A few months ago I was driving my granddaughter to catch the BART train back to campus, fairly late one night, when I committed a minor traffic violation under the immediate gaze of a San Francisco policewoman. During the interminable length of time it took for the policewoman to sit in her car studying her computer I did a lot of beating on the steering wheel, ranting about how this would ruin our insurance, how I hadn’t had a ticket in decades, how furious I was with myself for a dumb move. Eventually the policewoman returned, congratulated me on my excellent driving record, and said, “I’m going to give you a break this time, Ms. Johns…” and my granddaughter and I exhaled.

For the next few minutes we talked about my driving record. I said at least some of it has to relate to the fact that I do not talk on the phone while driving and I do not text while driving, and I like soft music (actually, I don’t think I mentioned the music business.) Those, however, are not dots one is interested in connecting if one is 18 years old… or any age, probably, coming from a little-old-lady driver who just got off lucky.

My greatly beloved granddaughter said she often texts while driving. “Everybody does,” she said.

Jail time for texting drivers

The life you save may be your own… or possibly mine. Right now, to be honest about it, I am more interested in mine. And mine is regularly at risk from texting drivers.

Today’s front page story by Matt Richtel in the New York Times, with accompanying photo of large driver of large vehicle, small dog in his lap and intricate computer screen to the right of his steering wheel, raises more fear in me than local jihadidsts and prospective death panels. The latter are abstract &/or untrue, the former is real. And preventable. “We are supposed to pull over,” trucker Kurt Long says blithely, “but nobody does.” Richtel also quotes American Trucking Association spokesman Clayton Boyce as saying that truckers “… are not reading the screen every second.” Why is this somehow not comforting?

I concede that time is critical to drivers of large vehicles. But at some point the public good ought to prevail. Those of us over 60 are admittedly better able to remember when it was possible to live without texting (or even cell-phoning) while driving and thus better able to think it could be possible again, at least on a limited basis. We are also able to remember when it was convenient for some people to drive around very drunk and occasionally kill people, before laws were passed to limit that activity. Driving a big rig while texting may seem more important than driving blotto after a party, but the dead are just as dead. Somebody has got to get the attention of our legislators — somebody not indebted to the very powerful trucking industry lobby — so that new laws are enacted.

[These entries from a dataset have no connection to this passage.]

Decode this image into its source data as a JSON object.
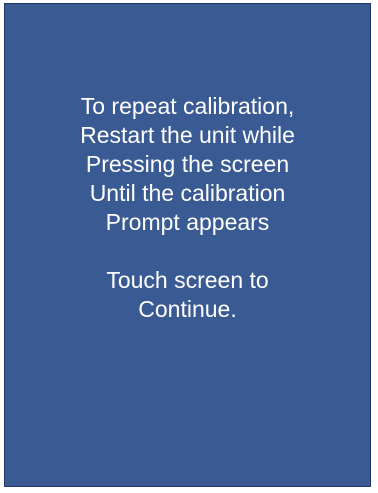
{
  "screen": {
    "background_color": "#3a5a94",
    "text_color": "#ffffff",
    "instructions": [
      "To repeat calibration,",
      "Restart the unit while",
      "Pressing the screen",
      "Until the calibration",
      "Prompt appears"
    ],
    "prompt": [
      "Touch screen to",
      "Continue."
    ]
  }
}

Walking, whenever time and public transportation permit, is my mobility of choice. On foot, I regularly notice the drivers who don’t notice me because they are too busy texting or talking on cell phones. Pedestrians learn to do this. But if you’re driving down the highway and a large vehicle is barreling toward you or near you, propelled by a minimally-attentive driver, you don’t stand a chance. And I say, send them to jail.

Beloved members of my immediate circle of family and friends have been known to text while driving. I still say, send them to jail. I’ll come visit.